# Fairbanks Field Trial



## Alaska7133 (May 26, 2011)

Darn, I didn't go, and I haven't had the full report yet. Gwen was running her boy out of Flash in the derby and I think he was out fairly quickly unfortunately. I heard 50% of the Open dogs were out in the first series. Bob had River (River won the Q at national last year) in Open and was really disappointed, he was out in the 3rd series. There was another golden that got a reserve jam in the Q and another young girl running the derby that didn't make it all the way through either. But I haven't heard about the whole thing yet. Any dogs in particular that you were thinking of?


----------



## FTGoldens (Dec 20, 2012)

None in particular. I was really just wondering if you had been able to watch any of it ... and if you assisted with the flyer station.


----------



## Alaska7133 (May 26, 2011)

No I didn't make the long drive up. I would have liked to. But Fairbanks is 7 hours away. The next field trials are down this way. So I can volunteer for those.

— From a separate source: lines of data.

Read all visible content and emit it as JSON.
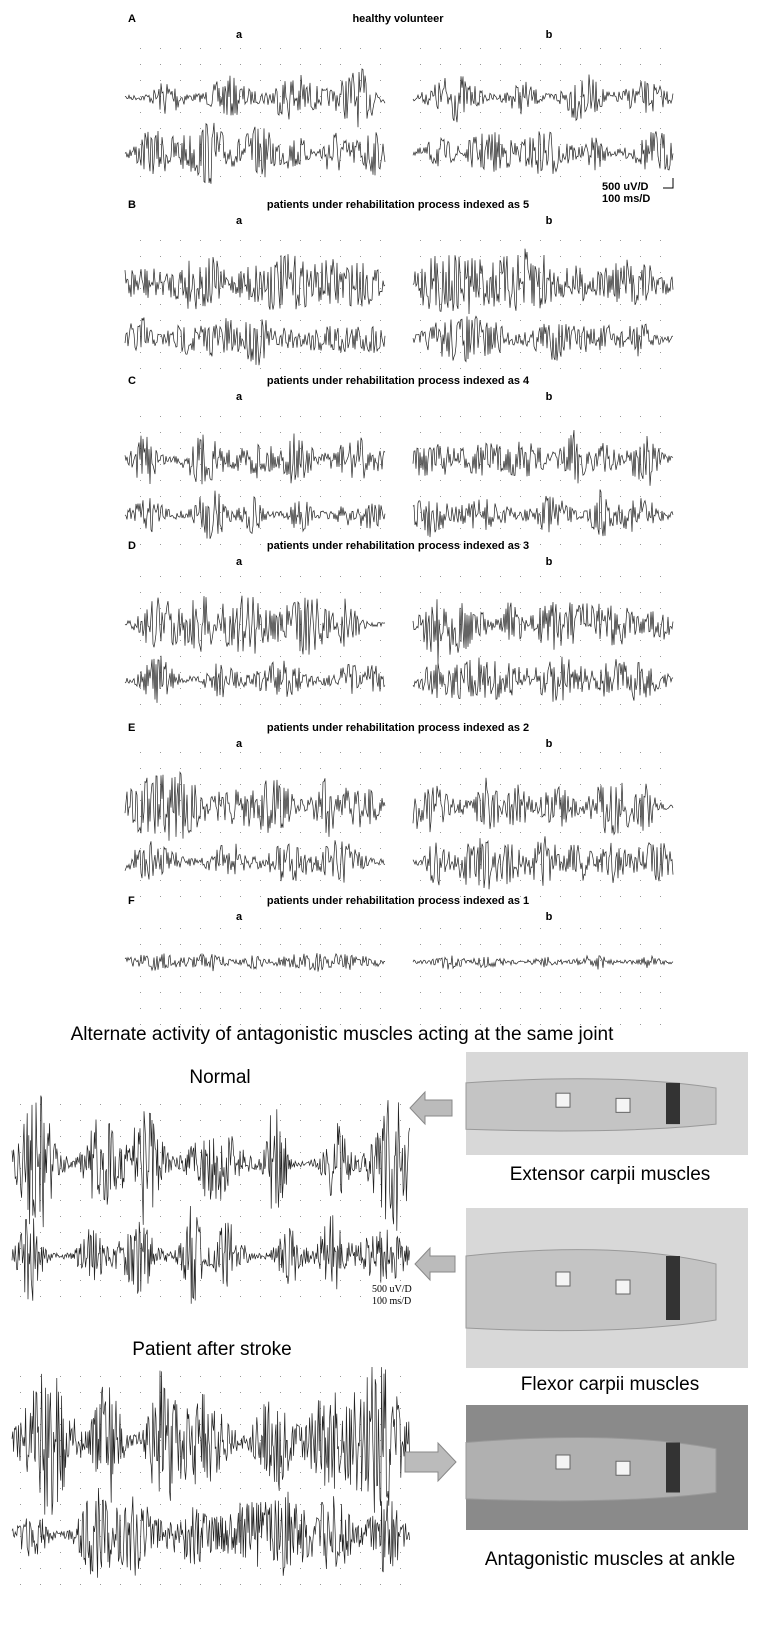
{
  "panels": [
    {
      "letter": "A",
      "title": "healthy volunteer",
      "left": "a",
      "right": "b"
    },
    {
      "letter": "B",
      "title": "patients under rehabilitation process indexed as 5",
      "left": "a",
      "right": "b"
    },
    {
      "letter": "C",
      "title": "patients under rehabilitation process indexed as 4",
      "left": "a",
      "right": "b"
    },
    {
      "letter": "D",
      "title": "patients under rehabilitation process indexed as 3",
      "left": "a",
      "right": "b"
    },
    {
      "letter": "E",
      "title": "patients under rehabilitation process indexed as 2",
      "left": "a",
      "right": "b"
    },
    {
      "letter": "F",
      "title": "patients under rehabilitation process indexed as 1",
      "left": "a",
      "right": "b"
    }
  ],
  "scale": {
    "amplitude": "500 uV/D",
    "time": "100 ms/D"
  },
  "figure2": {
    "title": "Alternate activity of antagonistic muscles acting at the same joint",
    "normal": "Normal",
    "stroke": "Patient after stroke",
    "scale": {
      "amplitude": "500 uV/D",
      "time": "100 ms/D"
    },
    "photos": [
      {
        "caption": "Extensor carpii muscles"
      },
      {
        "caption": "Flexor carpii muscles"
      },
      {
        "caption": "Antagonistic muscles at ankle"
      }
    ]
  }
}
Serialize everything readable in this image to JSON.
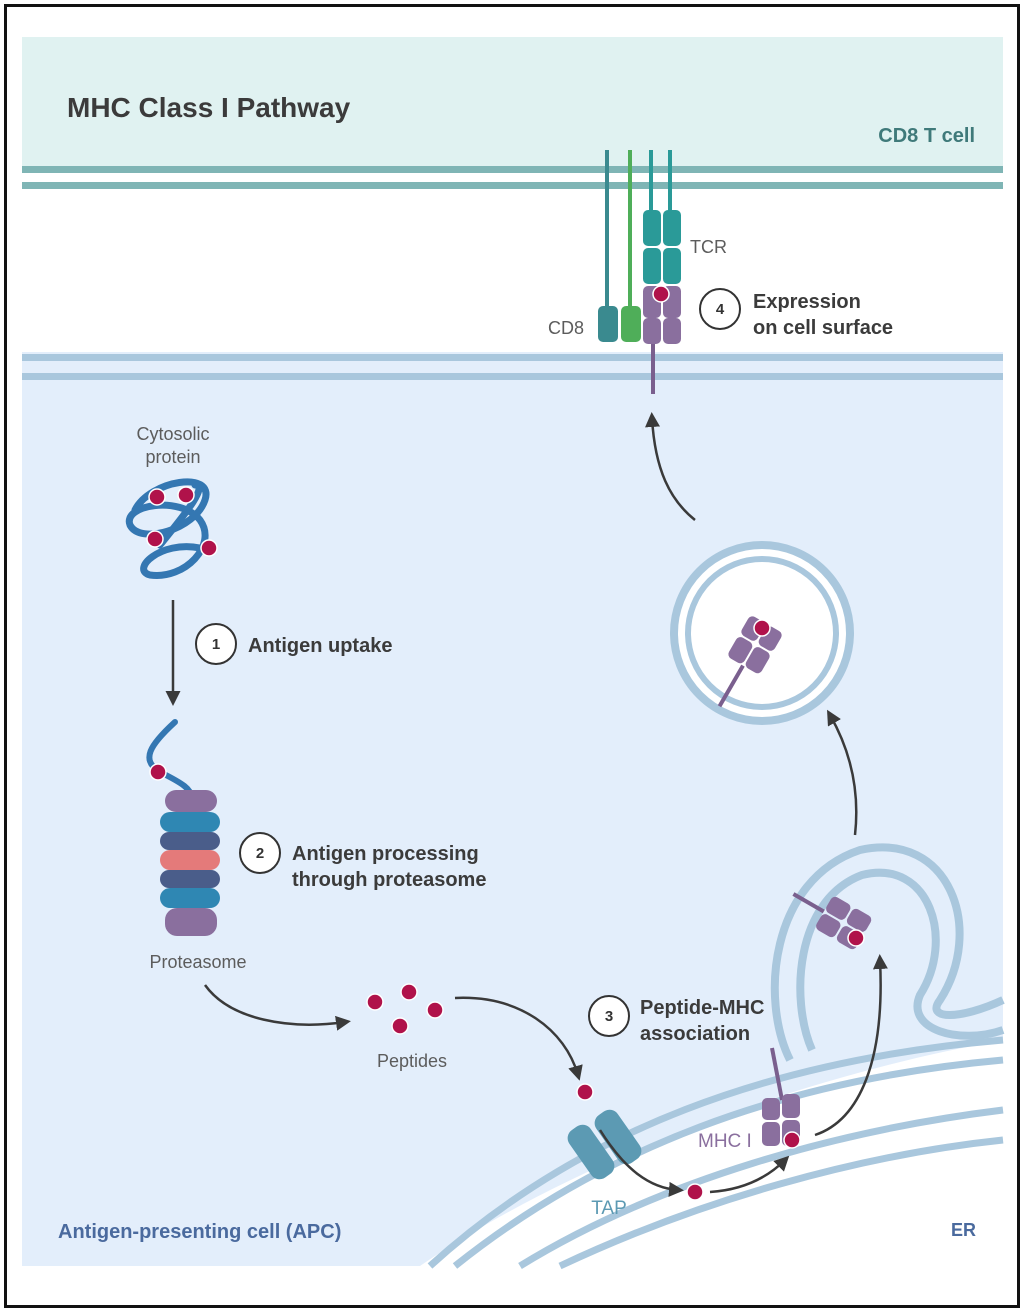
{
  "title": "MHC Class I Pathway",
  "tcell_label": "CD8 T cell",
  "apc_label": "Antigen-presenting cell (APC)",
  "er_label": "ER",
  "labels": {
    "cytosolic_line1": "Cytosolic",
    "cytosolic_line2": "protein",
    "proteasome": "Proteasome",
    "peptides": "Peptides",
    "tap": "TAP",
    "mhc1": "MHC I",
    "tcr": "TCR",
    "cd8": "CD8"
  },
  "steps": [
    {
      "number": "1",
      "line1": "Antigen uptake",
      "line2": ""
    },
    {
      "number": "2",
      "line1": "Antigen processing",
      "line2": "through proteasome"
    },
    {
      "number": "3",
      "line1": "Peptide-MHC",
      "line2": "association"
    },
    {
      "number": "4",
      "line1": "Expression",
      "line2": "on cell surface"
    }
  ],
  "colors": {
    "tcell_bg": "#e0f2f1",
    "apc_bg": "#e3eefb",
    "membrane": "#a9c7dd",
    "tcell_membrane": "#7fb5b5",
    "peptide": "#b0124a",
    "mhc": "#8a6f9e",
    "tcr": "#2a9a98",
    "cd8_a": "#3a8a8f",
    "cd8_b": "#4fae59",
    "protein": "#3477b2",
    "tap": "#5c9ab3",
    "title_text": "#3b3b3b",
    "apc_text": "#4a6a9e",
    "tcell_text": "#3f7a7a"
  }
}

You should see that puppy out of Flash. He's a nice dog! But he's in derbies up against dogs that have run 20 derbies already and he's run 3. Pretty tough competition when you're up here trying to run field trials when there are only 6 a year.


----------



## Alaska7133 (May 26, 2011)

Last weekend didn't go well for the goldens in Fairbanks again. Neither got past the 1st series. I heard the grass was super deep and very hard to find the birds. G said she won't be bringing her Flash puppy to national this year, he's not ready for the Q. This is G and her puppy at a derby last month. He's a very nice looking dog, very well put together. G really needs to send him to the states.


----------